GetHashCode Extension Method
Asked Answered
A

9

12

After reading all the questions and answers on StackOverflow concerning overriding GetHashCode() I wrote the following extension method for easy and convenient overriding of GetHashCode():

public static class ObjectExtensions
{
    private const int _seedPrimeNumber = 691;
    private const int _fieldPrimeNumber = 397;
    public static int GetHashCodeFromFields(this object obj, params object[] fields) {
        unchecked { //unchecked to prevent throwing overflow exception
            int hashCode = _seedPrimeNumber;
            for (int i = 0; i < fields.Length; i++)
                if (fields[i] != null)
                    hashCode *= _fieldPrimeNumber + fields[i].GetHashCode();
            return hashCode;
        }
    }
}

(I basically only refactored the code that someone posted there, because I really like that it can be used generally)

which I use like this:

    public override int GetHashCode() {
        return this.GetHashCodeFromFields(field1, field2, field3);
    }

Do you see any problems with this code?

Adrianneadriano answered 18/4, 2009 at 16:34 Comment(4)
The code looks fine. As an improvement you could check if fields[i] is not null.Elodia
Just one addition: it's highly unrecommended to add extension methods to Object type.Sultana
I know, but why? We haven't actually changed object's functionality in any way. Your intelli-sense will only be cluttered. And there is also no need to make this an extension method, it just makes it more convienient. You could still just call the static method passing in the object.Adrianneadriano
I think that the problem is boxing/unboxing for example, if using structures.Ineffectual
C
3

That looks like a solid way to do it.

My only suggestion is that if you're really concerned about performance with it, you may want to add generic versions for several common cases (ie. probably 1-4 args). That way, for those objects (which are most likely to be small, key-style composite objects), you won't have the overhead of building the array to pass to the method, the loop, any boxing of generic values, etc. The call syntax will be exactly the same, but you'll run slightly more optimized code for that case. Of course, I'd run some perf tests over this before you decide whether it's worth the maintenance trade-off.

Something like this:

public static int GetHashCodeFromFields<T1,T2,T3,T4>(this object obj, T1 obj1, T2 obj2, T3 obj3, T4 obj4) {
    int hashCode = _seedPrimeNumber;
    if(obj1 != null)
        hashCode *= _fieldPrimeNumber + obj1.GetHashCode();
    if(obj2 != null)
        hashCode *= _fieldPrimeNumber + obj2.GetHashCode();
    if(obj3 != null)
        hashCode *= _fieldPrimeNumber + obj3.GetHashCode();
    if(obj4 != null)
        hashCode *= _fieldPrimeNumber + obj4.GetHashCode();
    return hashCode;
}
Curtain answered 18/4, 2009 at 19:3 Comment(1)
Thanks Jonathan, I think this would solve all the performance problems that you and others have pointed out. I also think the code generation solution was great but I like this more.Adrianneadriano
M
3

I wrote some stuff a little while back that you might solve your problem... (And actually, it could probably be improved to include the seed that you have...)

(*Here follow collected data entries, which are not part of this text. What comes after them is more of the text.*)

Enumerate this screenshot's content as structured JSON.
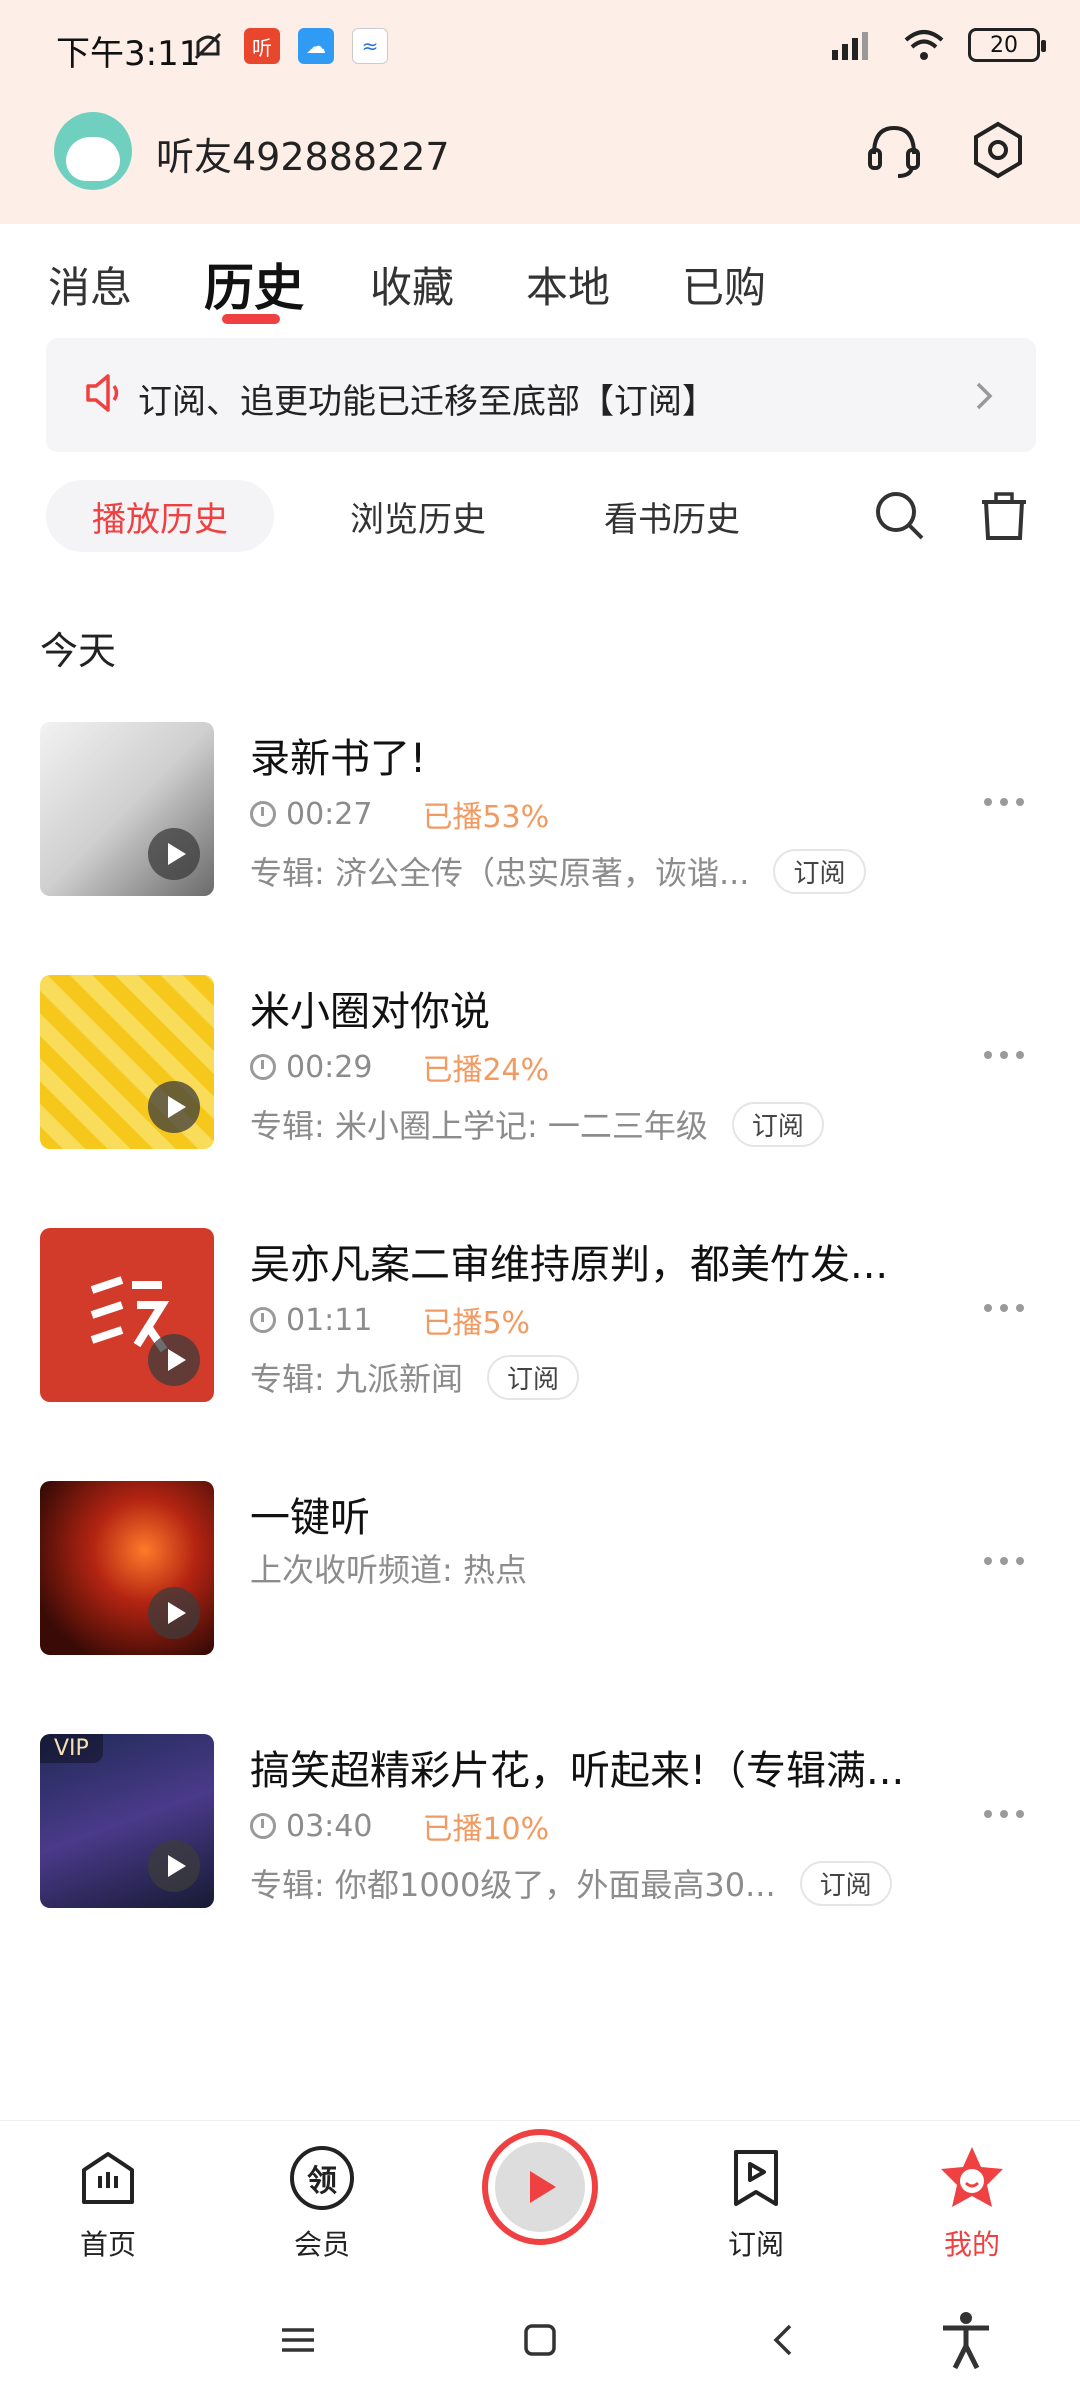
{
  "status_bar": {
    "time": "下午3:11",
    "battery": "20"
  },
  "header": {
    "username": "听友492888227"
  },
  "tabs": [
    {
      "label": "消息"
    },
    {
      "label": "历史"
    },
    {
      "label": "收藏"
    },
    {
      "label": "本地"
    },
    {
      "label": "已购"
    }
  ],
  "notice": {
    "text": "订阅、追更功能已迁移至底部【订阅】"
  },
  "filters": [
    {
      "label": "播放历史"
    },
    {
      "label": "浏览历史"
    },
    {
      "label": "看书历史"
    }
  ],
  "section_title": "今天",
  "items": [
    {
      "title": "录新书了!",
      "duration": "00:27",
      "progress": "已播53%",
      "album": "专辑: 济公全传（忠实原著，诙谐...",
      "subscribe": "订阅"
    },
    {
      "title": "米小圈对你说",
      "duration": "00:29",
      "progress": "已播24%",
      "album": "专辑: 米小圈上学记: 一二三年级",
      "subscribe": "订阅"
    },
    {
      "title": "吴亦凡案二审维持原判，都美竹发...",
      "duration": "01:11",
      "progress": "已播5%",
      "album": "专辑: 九派新闻",
      "subscribe": "订阅"
    },
    {
      "title": "一键听",
      "album": "上次收听频道: 热点"
    },
    {
      "title": "搞笑超精彩片花，听起来!（专辑满...",
      "duration": "03:40",
      "progress": "已播10%",
      "album": "专辑: 你都1000级了，外面最高30...",
      "subscribe": "订阅",
      "badge": "VIP"
    }
  ],
  "bottom_nav": [
    {
      "label": "首页"
    },
    {
      "label": "会员",
      "icon_text": "领"
    },
    {
      "label": "订阅"
    },
    {
      "label": "我的"
    }
  ],
  "colors": {
    "accent": "#f04142",
    "header_bg": "#fdeee7",
    "progress": "#f19a61"
  }
}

Anyway, the project is called Essence ( http://essence.codeplex.com/ ), and it uses the System.Linq.Expression libraries to generate (based on attributes) standard representations of Equals/GetHashCode/CompareTo/ToString, as well as being able to create IEqualityComparer and IComparer classes based on an argument list. (I also have some further ideas, but would like to get some community feedback before continuing too much further.)

(What this means is that it's almost as fast as being handwritten - the main one where it isn't is the CompareTo(); cause the Linq.Expressions doesn't have the concept of a variable in the 3.5 release - so you have to call CompareTo() on the underlying object twice when you don't get a match. Using the DLR extensions to Linq.Expressions solves this. I suppose I could have used the emit il, but I wasn't that inspired at the time.)

It's quite a simple idea, but I haven't seen it done before.

Now the thing is, I kind of lost interest in polishing it (which would have included writing an article for codeproject, documenting some of the code, or the like), but I might be persuaded to do so if you feel it would be something of interest.

(The codeplex site doesn't have a downloadable package; just go to the source and grab that - oh, it's written in f# (although all the test code is in c#) as that was the thing I was interested in learning.)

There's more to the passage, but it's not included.